For me, it is both. While in Birmingham, I’ve filtered through the chains and neighborhood percolating spots, and have come up with a few favorites.
My first visit is to O’Henry’s in Homewood. There is history here. And there is mystery. On a shelf (see the arrow below) there is a wooden box that contains notes and letters from the patrons of O’Henry’s. Some are love letters, scripture verses, dreams of better tomorrows and yes, there’s at least one that will bring tears to your eyes about how a heart was broken – making you want to hurt the guilty one.
Some of the notes are written on the backs of receipts, coffee cup huggers, napkins or a piece of notebook paper torn from the lecture notes of a college class. And one in particular caught this mother’s attention.
Anything that makes me think of New York City catches my attention. My oldest lives and writes there.
My second stop is in The Red Cat. This coffee house has the feel that you’ve been transported to a coffee warehouse somewhere like the middle of the Dominican Republic or east Africa.
There are stacks of coffee bean bags all over the perimeter of The Red Cat.
And, I found this monster appliance sitting over in a corner.

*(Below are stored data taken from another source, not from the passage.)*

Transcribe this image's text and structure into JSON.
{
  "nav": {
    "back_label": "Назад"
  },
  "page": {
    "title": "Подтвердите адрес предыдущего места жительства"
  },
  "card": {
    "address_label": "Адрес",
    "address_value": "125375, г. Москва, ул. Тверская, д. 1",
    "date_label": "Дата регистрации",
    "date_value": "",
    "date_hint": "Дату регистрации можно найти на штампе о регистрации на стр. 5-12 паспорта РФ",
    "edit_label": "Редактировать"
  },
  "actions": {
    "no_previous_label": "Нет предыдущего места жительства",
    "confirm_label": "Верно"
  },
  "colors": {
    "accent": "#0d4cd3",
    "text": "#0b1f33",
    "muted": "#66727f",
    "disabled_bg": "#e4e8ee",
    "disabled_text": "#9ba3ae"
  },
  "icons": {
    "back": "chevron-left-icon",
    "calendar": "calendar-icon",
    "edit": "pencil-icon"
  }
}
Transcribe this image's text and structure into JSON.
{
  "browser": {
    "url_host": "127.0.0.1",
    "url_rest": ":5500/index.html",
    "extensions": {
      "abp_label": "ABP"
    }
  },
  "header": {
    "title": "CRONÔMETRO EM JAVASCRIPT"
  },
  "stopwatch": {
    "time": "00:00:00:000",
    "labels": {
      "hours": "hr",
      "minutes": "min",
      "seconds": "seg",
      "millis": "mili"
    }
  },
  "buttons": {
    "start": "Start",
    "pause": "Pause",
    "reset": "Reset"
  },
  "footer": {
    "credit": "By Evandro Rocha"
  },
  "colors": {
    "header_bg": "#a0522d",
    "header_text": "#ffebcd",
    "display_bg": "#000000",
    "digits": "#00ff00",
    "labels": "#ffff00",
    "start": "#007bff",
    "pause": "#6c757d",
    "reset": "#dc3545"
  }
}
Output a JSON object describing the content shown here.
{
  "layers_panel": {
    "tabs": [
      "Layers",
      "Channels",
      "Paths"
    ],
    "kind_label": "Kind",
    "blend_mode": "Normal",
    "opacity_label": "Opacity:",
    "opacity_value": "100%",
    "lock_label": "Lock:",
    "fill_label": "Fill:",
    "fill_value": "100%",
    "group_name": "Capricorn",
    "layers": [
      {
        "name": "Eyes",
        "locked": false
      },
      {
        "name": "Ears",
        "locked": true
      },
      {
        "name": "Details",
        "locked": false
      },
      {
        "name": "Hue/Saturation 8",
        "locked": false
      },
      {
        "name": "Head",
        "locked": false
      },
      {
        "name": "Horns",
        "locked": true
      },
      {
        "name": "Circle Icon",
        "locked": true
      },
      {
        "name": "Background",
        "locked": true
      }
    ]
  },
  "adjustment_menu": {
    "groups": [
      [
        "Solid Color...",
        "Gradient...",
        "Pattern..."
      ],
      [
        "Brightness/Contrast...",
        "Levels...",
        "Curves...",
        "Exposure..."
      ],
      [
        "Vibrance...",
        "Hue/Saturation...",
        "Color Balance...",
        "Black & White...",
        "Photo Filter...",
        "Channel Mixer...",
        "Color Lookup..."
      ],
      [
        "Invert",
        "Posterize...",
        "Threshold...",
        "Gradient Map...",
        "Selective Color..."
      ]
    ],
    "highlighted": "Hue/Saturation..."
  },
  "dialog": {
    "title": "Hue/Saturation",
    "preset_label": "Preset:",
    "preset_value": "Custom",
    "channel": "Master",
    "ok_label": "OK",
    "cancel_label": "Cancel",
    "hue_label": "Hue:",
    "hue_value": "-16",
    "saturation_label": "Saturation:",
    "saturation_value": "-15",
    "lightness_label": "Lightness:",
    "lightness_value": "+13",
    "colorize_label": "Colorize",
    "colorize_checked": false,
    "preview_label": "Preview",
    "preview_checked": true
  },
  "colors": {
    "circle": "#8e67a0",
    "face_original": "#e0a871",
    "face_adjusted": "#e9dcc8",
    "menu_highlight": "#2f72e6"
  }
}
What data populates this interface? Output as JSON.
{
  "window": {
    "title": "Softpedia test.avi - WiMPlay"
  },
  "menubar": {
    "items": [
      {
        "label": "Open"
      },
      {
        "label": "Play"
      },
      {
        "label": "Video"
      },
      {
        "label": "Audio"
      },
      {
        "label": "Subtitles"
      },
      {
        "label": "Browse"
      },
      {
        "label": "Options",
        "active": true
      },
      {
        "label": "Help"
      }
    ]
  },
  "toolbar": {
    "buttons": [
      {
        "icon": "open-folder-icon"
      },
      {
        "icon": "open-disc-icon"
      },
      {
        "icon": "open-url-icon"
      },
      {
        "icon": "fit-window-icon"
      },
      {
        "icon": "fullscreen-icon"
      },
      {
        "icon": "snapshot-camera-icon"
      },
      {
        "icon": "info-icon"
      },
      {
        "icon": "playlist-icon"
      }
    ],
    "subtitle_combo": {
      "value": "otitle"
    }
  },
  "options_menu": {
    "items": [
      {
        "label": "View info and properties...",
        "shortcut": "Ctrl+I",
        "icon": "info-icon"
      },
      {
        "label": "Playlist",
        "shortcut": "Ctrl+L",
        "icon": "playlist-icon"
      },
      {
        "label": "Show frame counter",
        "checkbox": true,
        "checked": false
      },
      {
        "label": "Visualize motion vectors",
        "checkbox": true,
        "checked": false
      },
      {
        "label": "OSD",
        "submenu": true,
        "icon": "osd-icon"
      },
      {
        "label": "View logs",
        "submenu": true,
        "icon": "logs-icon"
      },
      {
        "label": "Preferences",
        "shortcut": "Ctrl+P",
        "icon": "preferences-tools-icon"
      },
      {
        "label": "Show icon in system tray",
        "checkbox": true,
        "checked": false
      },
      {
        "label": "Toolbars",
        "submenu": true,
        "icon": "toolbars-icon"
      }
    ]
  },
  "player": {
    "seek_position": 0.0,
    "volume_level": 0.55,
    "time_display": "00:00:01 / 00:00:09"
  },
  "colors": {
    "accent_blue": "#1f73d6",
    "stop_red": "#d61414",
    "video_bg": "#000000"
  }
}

This is their little red roaster. I really want one of those empty bags once the beans have been loaded for roasting. Red appliances in the kitchen? I think they may be on to something.
I’ve done a little research and can’t find a story about the red cat here in the window. There may have to be a follow up story. I mean I want to know where the red cat came from, how it became their namesake and who it belonged to.
I had to move to decaf by the third stop at The Urban Standard. If you are into shabby chic, then this is your place. There’s very creative decor in this little coffee house.
The lights are hanging from two old wrought iron gates that are suspended from the ceiling.
The patrons and employees of Urban Standard were very friendly, as you see in the photos.
I have to say that this mustache has personality plus and Luke, the house manager, matches it perfectly. He was more than helpful in sharing the history of Urban Standard. They’ve been in business for over 6 years, started out as a workshop/gallery and are located in downtown Birmingham.
“Why downtown? Urban Standard wants to bolster a growing community of loft dwellers, students, creative thinkers and busy professionals. It has quickly become a favorite haunt for anyone in the neighborhood, and more importantly, a destination for those not normally downtown.”
And my final stop is the Church Street Coffee and Books store in Crestline. The first thing I noticed was their friendly welcome of both adults and children in this store.
Parents can enjoy their coffee while the kiddies read or write on this chalkboard.
Now that the beans are all roasted, ground and brewed, I’ll leave you with this quote from O’Henry’s:
“Dr. Bright saw a coffeehouse as an opportunity to bring people together; a blend of coffee and community. Conversations unfold, romances bloom, and decisions are made” over a good cup of coffee.
So how do you like your coffeehouse? One with history, the feel of a loft or warehouse, shabby chic or complete with a kiddie corner? We are fortunate to have them all in Birmingham.